Sylvia was first produced at the Palais Garnier, Paris on 14 June 1876, four years after Delibes other big success, Coppélia. Of Delibes’s Sylvia music, Tchaikovsky, who saw the ballet in Vienna in 1877, enthused, “It is the first ballet in which the music constitutes not just the main but the only interest. What charm and elegance, what riches in the melody, the rhythm, the harmony. I was ashamed. If I had known this music before, I would not have written Swan Lake.”. Praise indeed, but Tchaikovsky is being very hard on the other elements of this charming ballet based on classical mythology.
 
Frederick Ashton choreographed the production, featured on this DVD, first performed at the Royal Opera House, Covent Garden on 3 September 1952. Ashton was not completely satisfied with it, however, and it was put aside. The production languished for forty years or so; and by now Ashton had died. The realization and staging of this 2005 production is the work of Christopher Newton who had danced under the direction of Ashton and was aware of the sort of refinements the great choreographer had in mind. Newton is interviewed about all this in the interviews before Act III of the ballet.
 
The sets and lighting are sumptuous and atmospheric, the costumes gorgeous and colourful.

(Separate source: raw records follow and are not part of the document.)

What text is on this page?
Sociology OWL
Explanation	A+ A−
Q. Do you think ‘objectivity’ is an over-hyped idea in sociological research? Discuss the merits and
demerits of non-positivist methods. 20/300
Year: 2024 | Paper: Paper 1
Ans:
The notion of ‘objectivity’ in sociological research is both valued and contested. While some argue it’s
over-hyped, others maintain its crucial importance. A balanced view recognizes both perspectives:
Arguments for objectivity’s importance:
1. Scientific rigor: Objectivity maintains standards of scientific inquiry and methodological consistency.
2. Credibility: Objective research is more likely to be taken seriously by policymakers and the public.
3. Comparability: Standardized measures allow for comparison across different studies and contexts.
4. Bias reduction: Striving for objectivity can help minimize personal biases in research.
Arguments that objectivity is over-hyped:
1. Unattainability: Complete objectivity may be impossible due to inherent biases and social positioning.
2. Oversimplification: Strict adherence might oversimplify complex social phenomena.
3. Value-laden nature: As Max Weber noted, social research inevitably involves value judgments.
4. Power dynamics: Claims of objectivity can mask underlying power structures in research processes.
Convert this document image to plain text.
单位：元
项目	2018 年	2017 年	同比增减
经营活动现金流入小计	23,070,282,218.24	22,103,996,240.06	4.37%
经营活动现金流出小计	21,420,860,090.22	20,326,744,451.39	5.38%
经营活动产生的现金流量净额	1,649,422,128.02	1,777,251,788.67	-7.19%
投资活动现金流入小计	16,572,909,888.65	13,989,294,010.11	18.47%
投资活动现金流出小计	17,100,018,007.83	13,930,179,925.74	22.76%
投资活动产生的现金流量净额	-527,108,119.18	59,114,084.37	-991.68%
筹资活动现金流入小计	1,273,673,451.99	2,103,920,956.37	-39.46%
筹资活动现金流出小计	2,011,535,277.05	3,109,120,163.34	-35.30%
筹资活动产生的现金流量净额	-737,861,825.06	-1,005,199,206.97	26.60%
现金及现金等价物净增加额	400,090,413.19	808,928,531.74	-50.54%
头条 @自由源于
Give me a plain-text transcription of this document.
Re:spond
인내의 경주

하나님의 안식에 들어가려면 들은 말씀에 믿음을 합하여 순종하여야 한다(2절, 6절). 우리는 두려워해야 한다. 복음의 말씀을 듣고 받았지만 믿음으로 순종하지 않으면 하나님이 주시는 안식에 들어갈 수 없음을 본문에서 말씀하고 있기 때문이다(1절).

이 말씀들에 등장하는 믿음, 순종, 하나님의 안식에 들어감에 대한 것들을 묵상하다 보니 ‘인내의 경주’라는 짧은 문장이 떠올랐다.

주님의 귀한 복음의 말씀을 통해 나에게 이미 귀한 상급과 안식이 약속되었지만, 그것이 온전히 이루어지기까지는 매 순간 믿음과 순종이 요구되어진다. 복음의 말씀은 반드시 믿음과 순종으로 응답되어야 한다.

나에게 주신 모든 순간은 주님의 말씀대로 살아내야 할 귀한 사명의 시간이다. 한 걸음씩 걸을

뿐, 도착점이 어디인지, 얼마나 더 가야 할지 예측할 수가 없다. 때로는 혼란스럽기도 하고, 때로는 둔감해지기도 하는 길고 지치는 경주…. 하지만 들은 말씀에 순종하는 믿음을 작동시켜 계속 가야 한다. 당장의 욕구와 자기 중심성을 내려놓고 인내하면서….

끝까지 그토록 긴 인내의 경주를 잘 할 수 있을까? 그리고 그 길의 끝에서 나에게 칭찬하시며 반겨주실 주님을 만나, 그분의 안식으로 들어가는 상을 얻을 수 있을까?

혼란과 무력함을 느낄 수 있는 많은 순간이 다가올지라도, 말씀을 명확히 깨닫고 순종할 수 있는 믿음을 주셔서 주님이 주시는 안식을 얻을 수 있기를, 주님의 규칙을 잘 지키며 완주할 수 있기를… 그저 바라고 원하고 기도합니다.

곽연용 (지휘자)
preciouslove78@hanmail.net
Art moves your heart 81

Delibes’ music is full of melody, one memorable tune succeeding another right through the ballet. Darcey Bussell enchants as the warrior nymph, Sylvia; arrogant in her taunting of the statue of the god Eros who repays her by shooting her with an arrow of love so that she falls for the enamored, shepherd, Aminta (Roberto Bolle). She is gracefully athletic especially in her dances with her two male leads: Bolle and Thiago Soares as the evil Orion who lusts after Sylvia and kidnaps the nymph, carrying her off to his island lair. Here, in Act II Darcey has to dance seductively to divert the attentions of Orion, to make him drunk so that she might escape - an escape made possible by a disguised Eros. Arguably Bussell does not have the figure for seductive dancing, she is also too graceful and stately, so the dance is sinuous rather than seductive. The two male leads are strong and acrobatic, displaying tremendous leaps. The corps de ballet impress throughout with beautiful ensemble dancing and the speciality dancers – the orientals in Act II and the goats in Act III - are quite charming.
 
The DVD includes interviews with Christopher Newton and Peter Farmer who added his special design talents to the original sets of Robin and Christopher Ironside. Before each act Darcy Bussell comments on the ballet and we see her and others in rehearsal and behind the scenes and between acts during the performance. Illustrated synopses of the action in each of the ballet’s three acts are also enclosed.
 
David Nice’s erudite note details Delibes music as applied to the dances and shows how the composer was influenced by Berlioz and Wagner. Elgar, as a young man, Nice reminds us, played the violin in a Birmingham performance of the Sylvia Suite and later conducted it himself. Moreover, Nice claims, Delibes’s broad ‘Bacchus’ theme, influenced Elgar’s First Pomp and Circumstance March.
 
A beautiful production of this charming ballet with a wonderfully melodic score by Delibes.